Nur die Artothek des Neuen Berliner Kunstvereins ist mit 4000 Objekten besser bestückt und trumpft mit einer 47-jährigen Geschichte auf. Insgesamt gibt es in der Republik rund 140 Ausleihen. Die Bezeichnung Graphothek weist auf den großen Bestand von Grafiken hin. In den 70er-Jahren gab es in Bremen einen Etat zur Anschaffung. Eine Jury aus Kunsthallen-Mitarbeitern, Kunstkennern und Bibliothekaren beriet, was gekauft werden könnte. „Es handelt sich um städtischen Besitz. Wir verwalten die Werke nur“, so Lison. Das Geld für weitere Käufe ist seit 1997 versiegt, der Bestand konstant. Skulpturen, Malereien und Fotografien auf Leihbasis, wieso eigentlich? „Die Idee war, die zeitgenössische Kunst vom Sockel zu holen, Berührungsängste abzubauen und sie einer breiten Öffentlichkeit zugänglich zu machen“, erklärt Lison. Anfassen, mitnehmen und wirken lassen. Kenner und Laien nutzen den Service, der simpel funktioniert. Der Katalog spuckt auf Knopfdruck aus, dass ein von Hanne Darboven gestaltetes Kalenderblatt vorrätig ist, die Offsetlithografie „Kanarische Landschaft“ von Gerhard Richter ebenfalls. Raussuchen, Bibliotheksausweis vorzeigen, eine Zusatzgebühr von zehn Euro zahlen und schon kann der Schatz für drei Monate die heimische Raufasertapete verschönern.
Die Fettzeitung von Joseph Beuys gehört zu den Raritäten, die nicht mehr mitzunehmen sind. „Er tränkte eine Ausgabe von ,Essen & Trinken‘ in Fett. Die ruht nun in einer Pappschachtel, jedes Blättern würde sie zerstören. Dennoch kam eine Journalistin extra aus Hamburg, um sie zu bestaunen“, erinnert sich Detlef Stein. Der Kunstwissenschaftler holt sich regelmäßig staubige Fingerkuppen, wenn er Schätze der Ausleihe aus den Fächern zieht. Seit sieben Jahren stellt er jeden letzten Mittwoch im Monat eines der Werke vor. Er enthüllt Geschichten, ordnet zeitlich ein, erklärt die Technik. Auf der Rückseite der schlichten Rahmen pappt ein vergilbter Zettel, auf dem der Ankaufspreis notiert ist. Das Kalenderblatt von Hanne Darboven wurde einst für 25 D-Mark erworben, der Richter für 300. In Auktionshäusern blättern Sammler inzwischen schwindelerregende Summen auf den Tisch, um einen Richter mit nach Hause zu nehmen. „Die Auswahl der Jury, die in den 70er-Jahren einkaufte, lässt auf großen Sachverstand schließen“, sagt Stein. Für die Jubiläumsausstellung, die vorher in der Landesvertretung Bremen in Berlin zu sehen war, hat der Kurator 40 Favoriten der Sammlung ausgewählt. Ein Richard Hamilton ist darunter, ein Plakatmotiv von Klaus Staeck vom Brandenburger Tor und eine Grafik des Verhüllungskünstlers Christo.
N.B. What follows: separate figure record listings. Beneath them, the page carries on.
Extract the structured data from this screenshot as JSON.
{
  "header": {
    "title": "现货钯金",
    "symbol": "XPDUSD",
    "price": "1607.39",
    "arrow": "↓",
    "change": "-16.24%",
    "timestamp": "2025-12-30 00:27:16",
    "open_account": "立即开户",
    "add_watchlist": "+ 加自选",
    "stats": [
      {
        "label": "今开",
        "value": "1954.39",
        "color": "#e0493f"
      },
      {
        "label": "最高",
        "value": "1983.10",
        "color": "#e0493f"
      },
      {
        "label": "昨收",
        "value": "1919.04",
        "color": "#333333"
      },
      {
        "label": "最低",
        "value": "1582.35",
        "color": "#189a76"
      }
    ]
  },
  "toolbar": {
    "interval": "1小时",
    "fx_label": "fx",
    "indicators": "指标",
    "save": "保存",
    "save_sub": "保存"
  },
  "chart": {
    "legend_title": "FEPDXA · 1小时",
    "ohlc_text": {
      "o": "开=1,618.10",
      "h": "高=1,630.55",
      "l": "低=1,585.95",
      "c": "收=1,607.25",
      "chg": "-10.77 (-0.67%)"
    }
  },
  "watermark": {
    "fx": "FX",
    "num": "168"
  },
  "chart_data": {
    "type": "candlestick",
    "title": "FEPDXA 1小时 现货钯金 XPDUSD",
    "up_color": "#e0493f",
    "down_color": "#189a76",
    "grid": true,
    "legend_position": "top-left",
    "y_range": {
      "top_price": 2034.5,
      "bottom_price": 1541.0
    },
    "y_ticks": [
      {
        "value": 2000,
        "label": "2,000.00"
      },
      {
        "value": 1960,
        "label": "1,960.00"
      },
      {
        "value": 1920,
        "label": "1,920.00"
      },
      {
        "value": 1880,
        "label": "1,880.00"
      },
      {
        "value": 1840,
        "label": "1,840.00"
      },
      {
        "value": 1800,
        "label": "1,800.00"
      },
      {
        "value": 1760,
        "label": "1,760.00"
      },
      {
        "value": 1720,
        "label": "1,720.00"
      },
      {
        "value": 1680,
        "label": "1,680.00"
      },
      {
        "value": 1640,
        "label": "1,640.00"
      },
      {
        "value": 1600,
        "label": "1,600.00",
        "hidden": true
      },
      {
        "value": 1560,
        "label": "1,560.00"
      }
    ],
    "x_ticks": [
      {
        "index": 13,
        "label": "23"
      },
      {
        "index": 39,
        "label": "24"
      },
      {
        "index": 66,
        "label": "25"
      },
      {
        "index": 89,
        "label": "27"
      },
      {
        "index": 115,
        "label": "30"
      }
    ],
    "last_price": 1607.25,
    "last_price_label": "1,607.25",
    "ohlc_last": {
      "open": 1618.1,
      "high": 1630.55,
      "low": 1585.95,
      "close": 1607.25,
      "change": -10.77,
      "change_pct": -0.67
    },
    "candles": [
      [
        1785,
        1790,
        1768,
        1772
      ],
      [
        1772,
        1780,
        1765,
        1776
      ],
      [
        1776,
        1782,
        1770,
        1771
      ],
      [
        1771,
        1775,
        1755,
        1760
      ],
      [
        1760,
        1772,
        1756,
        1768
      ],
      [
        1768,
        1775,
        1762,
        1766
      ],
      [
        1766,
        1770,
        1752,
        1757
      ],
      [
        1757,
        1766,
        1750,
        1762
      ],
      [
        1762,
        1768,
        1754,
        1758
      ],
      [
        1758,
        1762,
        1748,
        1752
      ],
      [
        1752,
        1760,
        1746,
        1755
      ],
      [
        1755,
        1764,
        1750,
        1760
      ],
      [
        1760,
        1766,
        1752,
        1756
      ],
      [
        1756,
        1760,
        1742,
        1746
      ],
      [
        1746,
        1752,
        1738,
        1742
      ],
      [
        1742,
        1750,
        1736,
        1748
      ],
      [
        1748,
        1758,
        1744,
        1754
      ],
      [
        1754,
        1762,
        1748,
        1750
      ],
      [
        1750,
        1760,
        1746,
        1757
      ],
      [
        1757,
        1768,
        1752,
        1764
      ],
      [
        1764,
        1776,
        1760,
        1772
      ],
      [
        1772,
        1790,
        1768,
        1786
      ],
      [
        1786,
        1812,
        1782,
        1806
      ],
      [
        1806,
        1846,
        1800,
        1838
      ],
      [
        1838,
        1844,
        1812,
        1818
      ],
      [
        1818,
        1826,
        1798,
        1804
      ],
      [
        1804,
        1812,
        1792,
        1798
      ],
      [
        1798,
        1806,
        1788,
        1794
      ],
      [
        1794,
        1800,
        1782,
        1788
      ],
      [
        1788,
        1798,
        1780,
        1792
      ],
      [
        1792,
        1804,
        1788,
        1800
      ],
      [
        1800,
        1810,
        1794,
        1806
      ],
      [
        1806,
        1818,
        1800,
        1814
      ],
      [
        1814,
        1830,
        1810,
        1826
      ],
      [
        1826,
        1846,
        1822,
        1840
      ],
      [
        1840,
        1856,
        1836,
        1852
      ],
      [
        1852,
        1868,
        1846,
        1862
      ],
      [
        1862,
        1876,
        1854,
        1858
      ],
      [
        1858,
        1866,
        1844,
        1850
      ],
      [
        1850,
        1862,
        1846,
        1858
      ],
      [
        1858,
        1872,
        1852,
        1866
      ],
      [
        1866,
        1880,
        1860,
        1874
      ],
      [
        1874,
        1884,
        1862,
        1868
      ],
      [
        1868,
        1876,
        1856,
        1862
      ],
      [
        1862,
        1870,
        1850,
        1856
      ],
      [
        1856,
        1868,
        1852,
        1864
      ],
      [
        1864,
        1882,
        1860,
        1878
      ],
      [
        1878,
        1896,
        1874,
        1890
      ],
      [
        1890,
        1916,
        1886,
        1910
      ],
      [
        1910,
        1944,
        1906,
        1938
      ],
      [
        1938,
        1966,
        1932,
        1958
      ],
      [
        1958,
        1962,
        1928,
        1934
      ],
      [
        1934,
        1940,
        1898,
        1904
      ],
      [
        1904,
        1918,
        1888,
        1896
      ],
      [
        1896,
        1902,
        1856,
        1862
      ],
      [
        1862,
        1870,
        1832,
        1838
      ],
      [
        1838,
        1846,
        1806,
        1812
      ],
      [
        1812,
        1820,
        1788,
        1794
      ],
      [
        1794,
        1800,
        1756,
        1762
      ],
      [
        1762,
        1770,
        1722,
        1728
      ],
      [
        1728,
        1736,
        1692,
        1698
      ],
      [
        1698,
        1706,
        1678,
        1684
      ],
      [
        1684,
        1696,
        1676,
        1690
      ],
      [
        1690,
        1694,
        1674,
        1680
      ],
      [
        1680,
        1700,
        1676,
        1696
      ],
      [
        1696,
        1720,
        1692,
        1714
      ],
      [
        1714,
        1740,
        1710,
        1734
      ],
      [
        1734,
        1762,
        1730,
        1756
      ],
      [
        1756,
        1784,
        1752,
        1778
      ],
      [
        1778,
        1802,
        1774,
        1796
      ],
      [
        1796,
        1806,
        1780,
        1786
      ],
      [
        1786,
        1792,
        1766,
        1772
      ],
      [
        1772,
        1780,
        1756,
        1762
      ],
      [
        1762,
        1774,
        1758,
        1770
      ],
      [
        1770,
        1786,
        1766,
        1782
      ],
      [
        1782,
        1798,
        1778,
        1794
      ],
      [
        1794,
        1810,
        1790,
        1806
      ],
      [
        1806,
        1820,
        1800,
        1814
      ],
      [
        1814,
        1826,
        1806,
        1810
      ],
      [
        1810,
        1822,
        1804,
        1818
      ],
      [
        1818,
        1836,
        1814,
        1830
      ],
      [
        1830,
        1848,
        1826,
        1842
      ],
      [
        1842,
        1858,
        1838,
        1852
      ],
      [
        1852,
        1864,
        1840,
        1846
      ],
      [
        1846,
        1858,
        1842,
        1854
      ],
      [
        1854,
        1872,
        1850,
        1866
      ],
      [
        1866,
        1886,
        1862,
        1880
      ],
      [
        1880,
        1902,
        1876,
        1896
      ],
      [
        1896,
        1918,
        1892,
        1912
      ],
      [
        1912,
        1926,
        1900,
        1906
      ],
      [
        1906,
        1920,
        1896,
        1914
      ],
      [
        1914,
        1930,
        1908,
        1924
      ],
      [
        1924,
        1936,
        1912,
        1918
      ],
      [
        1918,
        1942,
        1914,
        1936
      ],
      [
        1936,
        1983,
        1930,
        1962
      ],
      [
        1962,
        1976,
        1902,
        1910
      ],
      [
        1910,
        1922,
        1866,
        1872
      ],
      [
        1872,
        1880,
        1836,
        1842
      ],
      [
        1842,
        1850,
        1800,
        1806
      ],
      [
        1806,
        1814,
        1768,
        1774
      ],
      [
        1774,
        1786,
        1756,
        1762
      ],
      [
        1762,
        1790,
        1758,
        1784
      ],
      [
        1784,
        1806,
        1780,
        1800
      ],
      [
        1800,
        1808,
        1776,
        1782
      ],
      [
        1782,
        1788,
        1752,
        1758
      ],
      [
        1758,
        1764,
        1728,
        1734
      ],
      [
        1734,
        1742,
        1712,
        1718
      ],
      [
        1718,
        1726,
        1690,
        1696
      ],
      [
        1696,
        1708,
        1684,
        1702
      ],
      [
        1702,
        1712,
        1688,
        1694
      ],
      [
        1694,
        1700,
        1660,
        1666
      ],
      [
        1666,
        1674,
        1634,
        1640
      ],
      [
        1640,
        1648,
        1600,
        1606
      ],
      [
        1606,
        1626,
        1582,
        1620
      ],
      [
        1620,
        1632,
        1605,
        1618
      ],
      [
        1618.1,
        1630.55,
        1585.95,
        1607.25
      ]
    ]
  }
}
Dessen Ansatz, Arbeiten im öffentlichen Raum zu inszenieren, damit diese frei für jedermann wahrnehmbar sind, bringt die Idee der Graphothek auf den Punkt: Kunst soll sich öffnen. Das Konzept geht auf: Neben Privatpersonen stöbern Vertreter von Banken und Praxen im Bestand. „Sogar die Städtische Galerie wurde fündig. Ein anderes Mal kam ein Künstler und hat eines seiner Werke für einige Wochen mitnehmen wollen“, erinnert sich Guntram Schwotzer, Mitarbeiter der Stadtbibliothek. Er wechselt auch gern die Motive an der heimischen Wand: „Derzeit hängt ein Alexander Calder bei uns, er passt so wunderbar ins Wohnzimmer. Das Zurückgeben wird wohl schwerfallen.“
Die Ausstellung „40 Jahre – 40 Werke“ von Mittwoch, 18. November, bis Dienstag, 12. Januar, Wallsaal der Zentralbibliothek. Vernissage am 18. November, 19 Uhr.